El ejército polaco se retiró a Modlin y Zamość, y Paskiewicz envió a Berg a Modlin para negociar y dar tiempo a los generales Rozen y Rydygier para acabar con las unidades de Ramorino y Różycki. Después del 8 de septiembre, 32.500 soldados polacos con 91 cañones entraron en Modlin.
Aunque no se había dado ninguna orden para una evacuación a gran escala de suministros desde Varsovia, la fortaleza de Modlin estaba bien preparada para un largo asedio. Sus polvorines contenían más de 25.000 balas de cañón, casi 900.000 cartuchos de mosquete y fusil, y provisiones suficientes para varios meses de asedio total. La tesorería del gobierno polaco seguía intacta y contenía más de 6,5 millones de zlotys. Pero a pesar de ello marcharon sobre Płock, dejando solo la guarnición en la fortaleza. El 25 de septiembre, Modlin fue rodeada.
Ramorino, siguiendo las órdenes de Małachowski, se trasladó a la región del Alto Vístula y, aislado del grueso de las fuerzas por las de Rydygier, se rindió a los austriacos en Galitzia. Różycki se retiró a la Ciudad Libre de Cracovia, mientras que los restos del ejército polaco, unos 20.000 hombres al mando de Rybiński, cruzaron la frontera prusiana cerca de Brodnica a principios de octubre y se rindieron.
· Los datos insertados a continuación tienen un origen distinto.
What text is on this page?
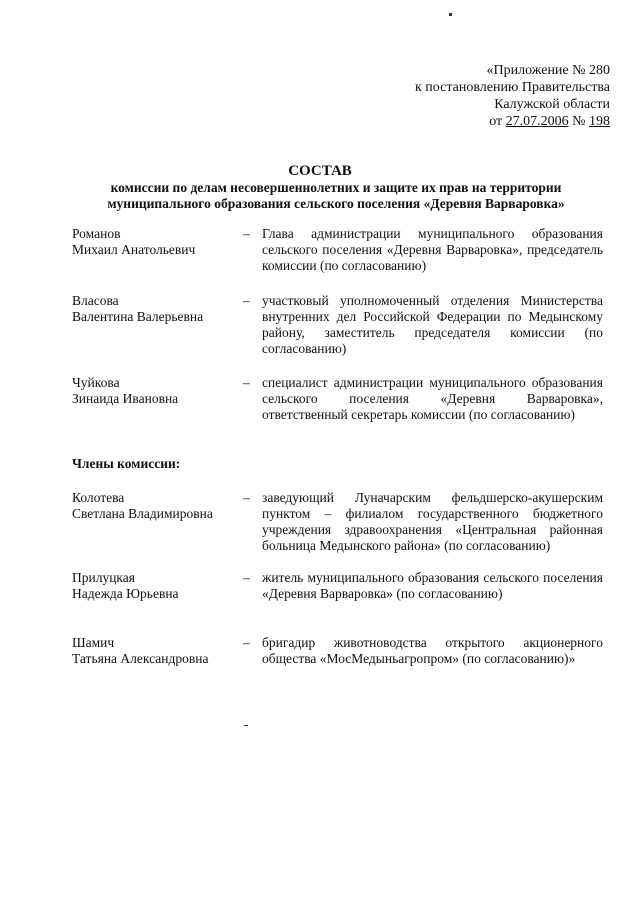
«Приложение № 280
к постановлению Правительства
Калужской области
от 27.07.2006 № 198
СОСТАВ
комиссии по делам несовершеннолетних и защите их прав на территории муниципального образования сельского поселения «Деревня Варваровка»
Романов
Михаил Анатольевич
– Глава администрации муниципального образования сельского поселения «Деревня Варваровка», председатель комиссии (по согласованию)
Власова
Валентина Валерьевна
– участковый уполномоченный отделения Министерства внутренних дел Российской Федерации по Медынскому району, заместитель председателя комиссии (по согласованию)
Чуйкова
Зинаида Ивановна
– специалист администрации муниципального образования сельского поселения «Деревня Варваровка», ответственный секретарь комиссии (по согласованию)
Члены комиссии:
Колотева
Светлана Владимировна
– заведующий Луначарским фельдшерско-акушерским пунктом – филиалом государственного бюджетного учреждения здравоохранения «Центральная районная больница Медынского района» (по согласованию)
Прилуцкая
Надежда Юрьевна
– житель муниципального образования сельского поселения «Деревня Варваровка» (по согласованию)
Шамич
Татьяна Александровна
– бригадир животноводства открытого акционерного общества «МосМедыньагропром» (по согласованию)»
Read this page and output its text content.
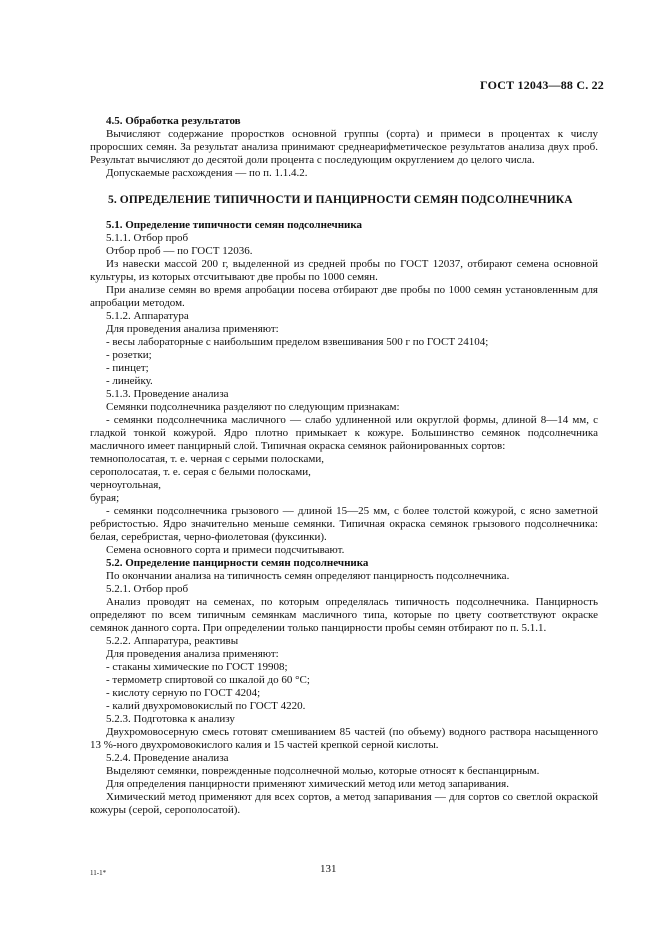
ГОСТ 12043—88 С. 22

4.5. Обработка результатов

Вычисляют содержание проростков основной группы (сорта) и примеси в процентах к числу проросших семян. За результат анализа принимают среднеарифметическое результатов анализа двух проб. Результат вычисляют до десятой доли процента с последующим округлением до целого числа.

Допускаемые расхождения — по п. 1.1.4.2.

5. ОПРЕДЕЛЕНИЕ ТИПИЧНОСТИ И ПАНЦИРНОСТИ СЕМЯН ПОДСОЛНЕЧНИКА

5.1. Определение типичности семян подсолнечника

5.1.1. Отбор проб

Отбор проб — по ГОСТ 12036.

Из навески массой 200 г, выделенной из средней пробы по ГОСТ 12037, отбирают семена основной культуры, из которых отсчитывают две пробы по 1000 семян.

При анализе семян во время апробации посева отбирают две пробы по 1000 семян установленным для апробации методом.

5.1.2. Аппаратура

Для проведения анализа применяют:

- весы лабораторные с наибольшим пределом взвешивания 500 г по ГОСТ 24104;

- розетки;

- пинцет;

- линейку.

5.1.3. Проведение анализа

Семянки подсолнечника разделяют по следующим признакам:

- семянки подсолнечника масличного — слабо удлиненной или округлой формы, длиной 8—14 мм, с гладкой тонкой кожурой. Ядро плотно примыкает к кожуре. Большинство семянок подсолнечника масличного имеет панцирный слой. Типичная окраска семянок районированных сортов:

темнополосатая, т. е. черная с серыми полосками,

серополосатая, т. е. серая с белыми полосками,

черноугольная,

бурая;

- семянки подсолнечника грызового — длиной 15—25 мм, с более толстой кожурой, с ясно заметной ребристостью. Ядро значительно меньше семянки. Типичная окраска семянок грызового подсолнечника: белая, серебристая, черно-фиолетовая (фуксинки).

Семена основного сорта и примеси подсчитывают.

5.2. Определение панцирности семян подсолнечника

По окончании анализа на типичность семян определяют панцирность подсолнечника.

5.2.1. Отбор проб

Анализ проводят на семенах, по которым определялась типичность подсолнечника. Панцирность определяют по всем типичным семянкам масличного типа, которые по цвету соответствуют окраске семянок данного сорта. При определении только панцирности пробы семян отбирают по п. 5.1.1.

5.2.2. Аппаратура, реактивы

Для проведения анализа применяют:

- стаканы химические по ГОСТ 19908;

- термометр спиртовой со шкалой до 60 °С;

- кислоту серную по ГОСТ 4204;

- калий двухромовокислый по ГОСТ 4220.

5.2.3. Подготовка к анализу

Двухромовосерную смесь готовят смешиванием 85 частей (по объему) водного раствора насыщенного 13 %-ного двухромовокислого калия и 15 частей крепкой серной кислоты.

5.2.4. Проведение анализа

Выделяют семянки, поврежденные подсолнечной молью, которые относят к беспанцирным.

Для определения панцирности применяют химический метод или метод запаривания.

Химический метод применяют для всех сортов, а метод запаривания — для сортов со светлой окраской кожуры (серой, серополосатой).

11-1*	131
Solo las fortalezas de Modlin y Zamość, con una guarnición de aproximadamente 10.000 soldados, permanecieron ocupadas. Finalmente, Modlin, al mando del general Ledóchowski, se rindió el 8 de octubre, y Zamość, al mando del general Krysiński, el 21 de octubre. Esto marcó el fin del levantamiento.

La caída de Varsovia fue sinónimo de la caída de Polonia, tanto para polacos como para extranjeros. Poco después, el zar disolvió efectivamente el Reino de Polonia: su constitución fue abolida, el gobierno fue entregado a funcionarios rusos y la Universidad de Varsovia fue clausurada.
La noticia de la caída de Varsovia se difundió rápidamente. El gobierno francés, presionado por los emigrados polacos y la oposición, sintió alivio: el ministro de Asuntos Exteriores francés, Horace Sébastiani, declaró ante la Cámara de Diputados que «el orden reina ahora en Varsovia».
Las consecuencias fueron:
- Disminución de población: la huida de soldados y población hacia otros países debido a la derrota y a los efectos de la pandemia de cólera llevada por el ejército ruso.
- Imposición de una dura represión: se confiscaron las propiedades de los insurgentes, se clausuraron las universidades (las de Varsovia y Vilna) y las sociedades científicas. Los soldados fueron reclutados a la fuerza en el ejército ruso durante 25 años. Se produjo una intensa rusificación y el levantamiento fue considerado traición, lo que condujo a la plena incorporación del Reino de Polonia al Imperio ruso.
- Reclutamiento de soldados polacos en el ejército ruso por 25 años de servicio, siendo enviados a zonas alejadas y a Siberia.
- Liquidación de la cultura y la educación: Cierre de la Universidad de Varsovia, la Universidad de Vilna y la Sociedad de Amigos de la Ciencia. Rusificación: Introducción del ruso como idioma obligatorio en escuelas y oficinas.
- Cambios políticos: Abolición de la Constitución del Reino de Polonia de 1815, abolición del Sejm y del ejército polaco, incorporación a Rusia.